In the aftermath of the Grenfell Tower disaster, a year-long cross-party housing commission took place and its report, released at the beginning of 2019, makes for sobering reading. Together with the impact of the uncertainty around Brexit, the immediate outlook for housing construction in the UK doesn’t seem very promising.

The movement away from new-builds for sale is gaining traction. This is born out by the fact that there are now 139,508 build-to-rent homes in the UK, of which 29,416 have been delivered, 43,374 are under construction, and 66,718 are still in planning. Additionally, regeneration projects are happening, although very few include meaningful numbers of affordable homes.

Nevertheless, there are projects, recently completed and ongoing, which are attempting to address the shortage. They may not all be ambitious in scope, but they are clear attempts to address the lack of available properties.


Hundreds of apartments have been agreed for the fringes of Manchester city centre. However, none of them could be categorised as ‘affordable’. This has caused some criticism of the Manchester Council’s housing policy. Money might be found for affordable housing in other parts of the city, but only ‘might’. Other examples of smaller-scale housing initiatives being considered by the city council include a site in the Strangeways district (near the prison), where planning is in place for 500-plus new homes and investment in local amenities.

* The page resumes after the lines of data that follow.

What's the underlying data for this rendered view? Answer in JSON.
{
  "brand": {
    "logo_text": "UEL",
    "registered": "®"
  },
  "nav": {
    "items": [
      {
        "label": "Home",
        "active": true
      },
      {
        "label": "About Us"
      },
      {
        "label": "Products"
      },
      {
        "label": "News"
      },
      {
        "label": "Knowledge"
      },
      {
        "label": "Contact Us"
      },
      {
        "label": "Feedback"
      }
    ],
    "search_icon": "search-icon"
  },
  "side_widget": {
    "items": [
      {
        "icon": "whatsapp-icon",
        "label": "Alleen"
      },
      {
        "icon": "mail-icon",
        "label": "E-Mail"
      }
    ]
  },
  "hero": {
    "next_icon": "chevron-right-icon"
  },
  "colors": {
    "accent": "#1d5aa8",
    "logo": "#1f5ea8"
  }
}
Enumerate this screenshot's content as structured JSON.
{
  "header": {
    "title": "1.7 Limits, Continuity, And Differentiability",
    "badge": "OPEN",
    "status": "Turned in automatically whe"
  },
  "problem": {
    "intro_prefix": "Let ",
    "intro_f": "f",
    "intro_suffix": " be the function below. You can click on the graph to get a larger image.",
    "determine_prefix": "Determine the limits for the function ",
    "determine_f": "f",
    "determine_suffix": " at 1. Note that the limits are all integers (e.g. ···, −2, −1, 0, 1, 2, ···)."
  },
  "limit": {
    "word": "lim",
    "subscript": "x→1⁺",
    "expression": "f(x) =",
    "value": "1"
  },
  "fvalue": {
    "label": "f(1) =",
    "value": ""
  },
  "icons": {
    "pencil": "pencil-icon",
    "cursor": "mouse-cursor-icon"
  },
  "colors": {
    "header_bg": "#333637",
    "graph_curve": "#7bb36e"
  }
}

In the Holbeck district of Leeds,  the Meynell development will construct 28 homes in less than nine months, with residents moving in by the beginning of 2020. What is notable here is the short lead time in construction. A development of this size would usually take closer to 24 months.

Helen Francis, business development director for United Living commented, ‘We’re looking at almost halving the time it would take to construct these homes through traditional methods’. This is on a small scale but could be a more agile project style to follow for the construction industry.


Oxford has an acute housing problem. This is partly caused by what has been called a commuter “rat-run”. Many residents cannot afford to live close to where they work. The ethos behind building new homes within walking distance of the city centre (or transport links to London) is to lessen local congestion and protect the surrounding countryside.

Two projects aim to use greenbelt land around the ring road to build housing and other facilities; in one case, up to 3,250 properties and in the other, 480 homes. Both face challenges from local community groups like The Oxford Civic Society.

Therein lies the dilemma for large-scale housing projects in the UK. Build bigger or smaller? The general trend is moving away from large-scale projects like the ones in Oxford, towards more modest, smaller-scale regenerations, especially in the more far-flung regions of the British Isles (Cornwall’s county-wide group of local projects is a good example).

What is sure is that, once the dust has cleared over Brexit, the challenges for housing will need to be addressed with ever greater urgency.